Reference: merge, join (column / index criteria) to join pandas.DataFrame

P-070: Calculate the number of days elapsed from the member application date (application_date) of the customer data frame (df_customer) to the sales date (sales_ymd) of the receipt detail data frame (df_receipt), and calculate the customer ID (customer_id) and sales date. , Display with the membership application date. You can display 10 results (note that sales_ymd is a numerical value and application_date is a character string).

P-70


#Receipt detail data frame (df_Receipt) and customer data frame (df_customer) to join
df_tmp = pd.merge(df_receipt[['sales_ymd', 'customer_id']], 
                  df_customer[['application_date', 'customer_id']], how='inner', on='customer_id')

#Remove duplicates
df_tmp = df_tmp.drop_duplicates()

#Member application date (application_Sales from date_ymd) pull
# pandas.to_datetime()Using the function, a string of strings representing the date and time (date / time) pandas.Series datetime64[ns]Can be converted to a type.
# sales_Since ymd is a numeric type, astype('str')Change to string type with
df_tmp['elapsed_date'] = pd.to_datetime(df_tmp['sales_ymd'].astype('str')) - pd.to_datetime(df_tmp['application_date'])
df_tmp[['sales_ymd', 'application_date', 'elapsed_date']].head(10)

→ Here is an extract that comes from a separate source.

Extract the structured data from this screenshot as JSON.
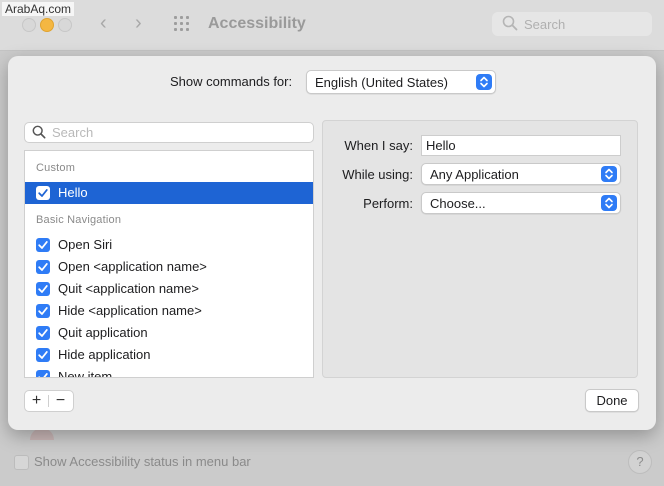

Reference: Extract / delete duplicate rows of pandas.DataFrame, Series Reference: Process date / time columns with pandas (string conversion, date extraction, etc.)

P-071: For the sales date (sales_ymd) of the receipt detail data frame (df_receipt), calculate the number of months elapsed from the member application date (application_date) of the customer data frame (df_customer), and calculate the customer ID (customer_id) and sales. Display with the date and membership application date. You can display 10 results (note that sales_ymd is a numerical value and application_date is a character string). Truncate less than a month.

P-071


# pd.Receipt detail data frame with merge (df_Receipt) and customer data frame (df_customer) join(The key is customer_id)
df_tmp = pd.merge(df_receipt[['customer_id', 'sales_ymd']], 
                  df_customer[['customer_id', 'application_date']], how='inner', on='customer_id')
#Remove duplicates(drop_duplicates())
df_tmp = df_tmp.drop_duplicates()

# pandas.to_datetime()Using the function, a string of strings representing the date and time (date / time) pandas.Series datetime64[ns]Can be converted to a type.
df_tmp['sales_ymd'] = pd.to_datetime(df_tmp['sales_ymd'].astype('str'))
df_tmp['application_date']  = pd.to_datetime(df_tmp['application_date'])

#Relativedelta to calculate the number of months(datetime1, datetime2) datetime1 - datetime2
df_tmp['elapsed_date'] = df_tmp[['sales_ymd', 'application_date']].apply(lambda x: 
                                    relativedelta(x[0], x[1]).years * 12 + relativedelta(x[0], x[1]).months, axis=1)

#Customer ID (customer)_Sort by id) and display 10 items
df_tmp.sort_values('customer_id').head(10)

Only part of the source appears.